SINGAPORE (BLOOMBERG) - Shares of Noble Group tumbled to a one-month low in Singapore after the commodity trader reported a slump in quarterly profit and investors shunned equities linked to raw materials amid a rout in prices.
The shares sank as much as 9 per cent to 45.5 Singapore cents, the lowest level since Oct 9, and traded at 47 cents at 9.48am local time. The stock is this year's worst performer on the Straits Times Index after losing 59 per cent.
Raw materials from copper to iron ore are in retreat as growth in China slows, spurring surpluses, at the same time that the dollar's ascendancy hurts commodity prices. Chief executive officer Yusuf Alireza said that the group, which has been fending off criticism of its accounting, plans to raise at least US$500 million (S$710 million) through asset disposals or from a strategic investor, and also reported a return to positive cash flow.
"It has been a supply-driven bear market in most of the commodities that we've been involved in," Mr Alireza said. "And it's not obvious that anything has really changed besides the fact that prices are lower."
Several transactions are under discussion, according to Mr Alireza. He didn't offer a timetable, although Noble's next critical financial commitment is to refinance several credit lines that mature in May. The fundraising plan is linked to Noble retaining its investment-grade status.
Net income fell 84 per cent to US$24.7 million in the three months to Sept 30 from a year earlier as sales dropped 20 per cent to US$18.7 billion, Noble said in a statement on Thursday (Nov 12) after the market closed. While margins rose and tonnages handled were a record, losses widened at its mining and metals unit and from joint ventures and associates, notably Noble Agri Ltd.
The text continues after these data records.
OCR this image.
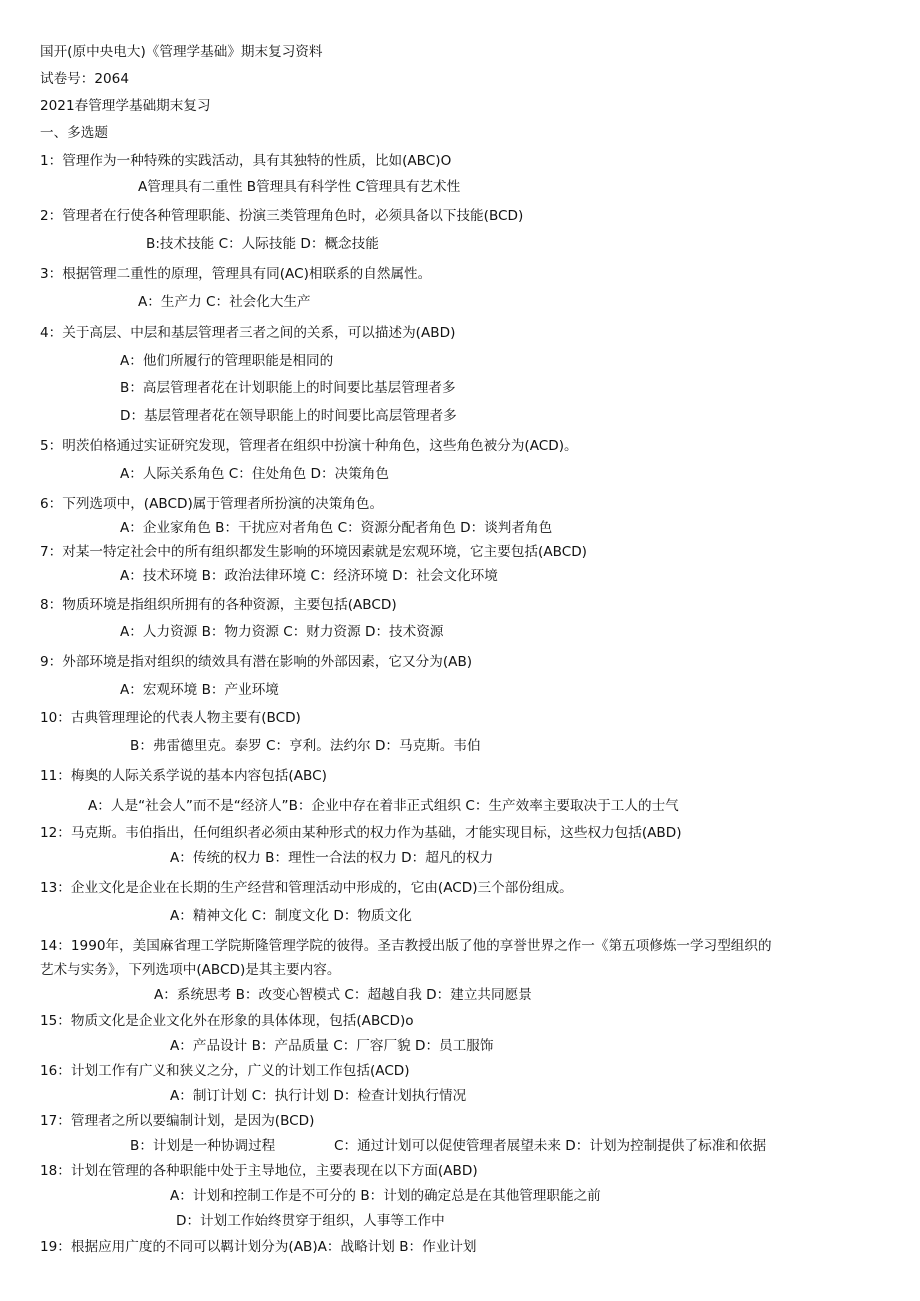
国开(原中央电大)《管理学基础》期末复习资料
试卷号：2064
2021春管理学基础期末复习
一、多选题
1：管理作为一种特殊的实践活动，具有其独特的性质，比如(ABC)O
A管理具有二重性 B管理具有科学性 C管理具有艺术性
2：管理者在行使各种管理职能、扮演三类管理角色时，必须具备以下技能(BCD)
B:技术技能 C：人际技能 D：概念技能
3：根据管理二重性的原理，管理具有同(AC)相联系的自然属性。
A：生产力 C：社会化大生产
4：关于高层、中层和基层管理者三者之间的关系，可以描述为(ABD)
A：他们所履行的管理职能是相同的
B：高层管理者花在计划职能上的时间要比基层管理者多
D：基层管理者花在领导职能上的时间要比高层管理者多
5：明茨伯格通过实证研究发现，管理者在组织中扮演十种角色，这些角色被分为(ACD)。
A：人际关系角色 C：住处角色 D：决策角色
6：下列选项中，(ABCD)属于管理者所扮演的决策角色。
A：企业家角色 B：干扰应对者角色 C：资源分配者角色 D：谈判者角色
7：对某一特定社会中的所有组织都发生影响的环境因素就是宏观环境，它主要包括(ABCD)
A：技术环境 B：政治法律环境 C：经济环境 D：社会文化环境
8：物质环境是指组织所拥有的各种资源，主要包括(ABCD)
A：人力资源 B：物力资源 C：财力资源 D：技术资源
9：外部环境是指对组织的绩效具有潜在影响的外部因素，它又分为(AB)
A：宏观环境 B：产业环境
10：古典管理理论的代表人物主要有(BCD)
B：弗雷德里克。泰罗 C：亨利。法约尔 D：马克斯。韦伯
11：梅奥的人际关系学说的基本内容包括(ABC)
A：人是“社会人”而不是“经济人”B：企业中存在着非正式组织 C：生产效率主要取决于工人的士气
12：马克斯。韦伯指出，任何组织者必须由某种形式的权力作为基础，才能实现目标，这些权力包括(ABD)
A：传统的权力 B：理性一合法的权力 D：超凡的权力
13：企业文化是企业在长期的生产经营和管理活动中形成的，它由(ACD)三个部份组成。
A：精神文化 C：制度文化 D：物质文化
14：1990年，美国麻省理工学院斯隆管理学院的彼得。圣吉教授出版了他的享誉世界之作一《第五项修炼一学习型组织的
艺术与实务》，下列选项中(ABCD)是其主要内容。
A：系统思考 B：改变心智模式 C：超越自我 D：建立共同愿景
15：物质文化是企业文化外在形象的具体体现，包括(ABCD)o
A：产品设计 B：产品质量 C：厂容厂貌 D：员工服饰
16：计划工作有广义和狭义之分，广义的计划工作包括(ACD)
A：制订计划 C：执行计划 D：检查计划执行情况
17：管理者之所以要编制计划，是因为(BCD)
B：计划是一种协调过程	C：通过计划可以促使管理者展望未来 D：计划为控制提供了标准和依据
18：计划在管理的各种职能中处于主导地位，主要表现在以下方面(ABD)
A：计划和控制工作是不可分的 B：计划的确定总是在其他管理职能之前
D：计划工作始终贯穿于组织，人事等工作中
19：根据应用广度的不同可以羁计划分为(AB)A：战略计划 B：作业计划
Noble also said that Chief financial officer Robert van der Zalm stepped down for health-related reasons. He'll take on the London-based role of vice chairman of finance and will be replaced on an acting basis by Asia CFO Paul Jackaman.
Mr Alireza has parried attacks this year from a group called Iceberg Research and short-seller Muddy Waters on its accounting practices. In August, Noble published a report by PricewaterhouseCoopers saying its accounting complied with international rules. Noble also organised an investor meeting at which it set a target to raise operating profit.
Iceberg, a previously unknown group whose members are anonymous, has said Noble uses aggressive interpretations of accounting rules to inflate the value of assets and contracts. The company repeatedly denied the allegations.
Noble Group asked deal maker Michael Klein back in August to review options for the trader, including selling a stake in the company. Mr Klein, a former investment banking chairman at Citigroup who founded his own M&A firm, brokered the talks between the bosses of Glencore and Xstrata that led to the takeover of the mining group by the commodity trader in 2013.